The Actual Problem With Adam

Adam's sin was not that he followed a woman. His sin was that he followed into disobedience with full knowledge that it was wrong. He was not deceived (1 Tim 2:14). He knew exactly what the fruit was and what God had said. If following a woman were inherently sinful, God would not have commanded Abraham to do it, and Scripture would not repeatedly commend it.
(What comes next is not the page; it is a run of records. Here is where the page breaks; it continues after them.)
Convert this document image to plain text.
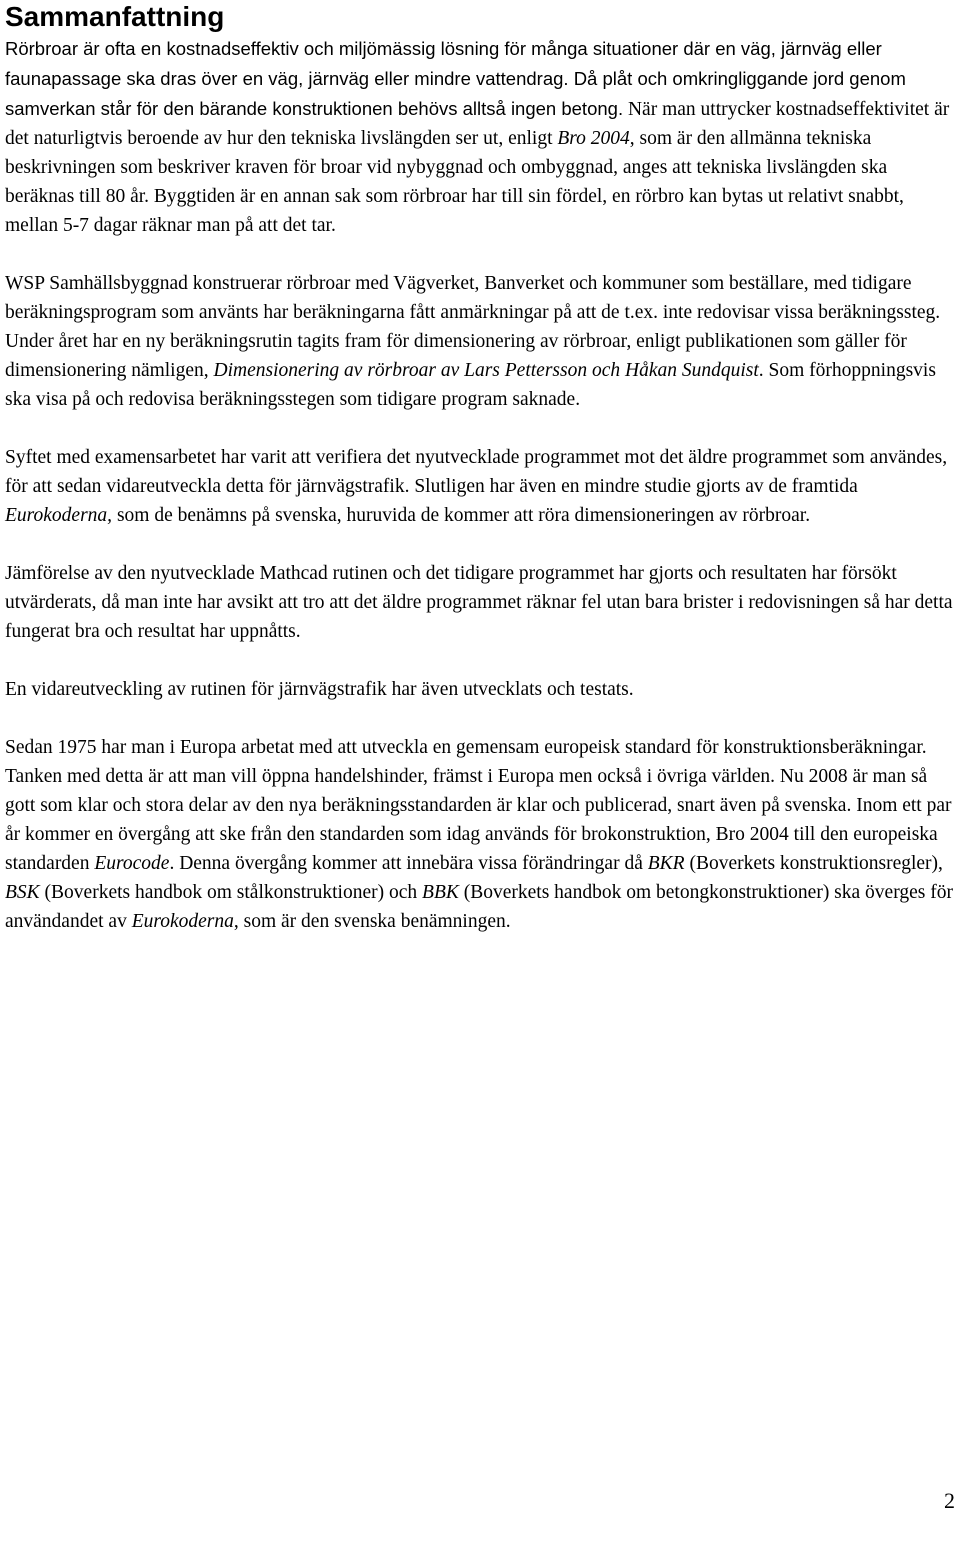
Sammanfattning

Rörbroar är ofta en kostnadseffektiv och miljömässig lösning för många situationer där en väg, järnväg eller faunapassage ska dras över en väg, järnväg eller mindre vattendrag. Då plåt och omkringliggande jord genom samverkan står för den bärande konstruktionen behövs alltså ingen betong. När man uttrycker kostnadseffektivitet är det naturligtvis beroende av hur den tekniska livslängden ser ut, enligt Bro 2004, som är den allmänna tekniska beskrivningen som beskriver kraven för broar vid nybyggnad och ombyggnad, anges att tekniska livslängden ska beräknas till 80 år. Byggtiden är en annan sak som rörbroar har till sin fördel, en rörbro kan bytas ut relativt snabbt, mellan 5-7 dagar räknar man på att det tar.

WSP Samhällsbyggnad konstruerar rörbroar med Vägverket, Banverket och kommuner som beställare, med tidigare beräkningsprogram som använts har beräkningarna fått anmärkningar på att de t.ex. inte redovisar vissa beräkningssteg. Under året har en ny beräkningsrutin tagits fram för dimensionering av rörbroar, enligt publikationen som gäller för dimensionering nämligen, Dimensionering av rörbroar av Lars Pettersson och Håkan Sundquist. Som förhoppningsvis ska visa på och redovisa beräkningsstegen som tidigare program saknade.

Syftet med examensarbetet har varit att verifiera det nyutvecklade programmet mot det äldre programmet som användes, för att sedan vidareutveckla detta för järnvägstrafik. Slutligen har även en mindre studie gjorts av de framtida Eurokoderna, som de benämns på svenska, huruvida de kommer att röra dimensioneringen av rörbroar.

Jämförelse av den nyutvecklade Mathcad rutinen och det tidigare programmet har gjorts och resultaten har försökt utvärderats, då man inte har avsikt att tro att det äldre programmet räknar fel utan bara brister i redovisningen så har detta fungerat bra och resultat har uppnåtts.

En vidareutveckling av rutinen för järnvägstrafik har även utvecklats och testats.

Sedan 1975 har man i Europa arbetat med att utveckla en gemensam europeisk standard för konstruktionsberäkningar. Tanken med detta är att man vill öppna handelshinder, främst i Europa men också i övriga världen. Nu 2008 är man så gott som klar och stora delar av den nya beräkningsstandarden är klar och publicerad, snart även på svenska. Inom ett par år kommer en övergång att ske från den standarden som idag används för brokonstruktion, Bro 2004 till den europeiska standarden Eurocode. Denna övergång kommer att innebära vissa förändringar då BKR (Boverkets konstruktionsregler), BSK (Boverkets handbok om stålkonstruktioner) och BBK (Boverkets handbok om betongkonstruktioner) ska överges för användandet av Eurokoderna, som är den svenska benämningen.

2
The complementarian framing — "he passively followed his wife's leadership" — smuggles in the assumption that a man following a woman is a violation of God's design. But the biblical witness says the opposite: men following women is commended when the direction is righteous, and condemned when the direction is sinful. The variable is the content and knowledge, not the gender of who leads.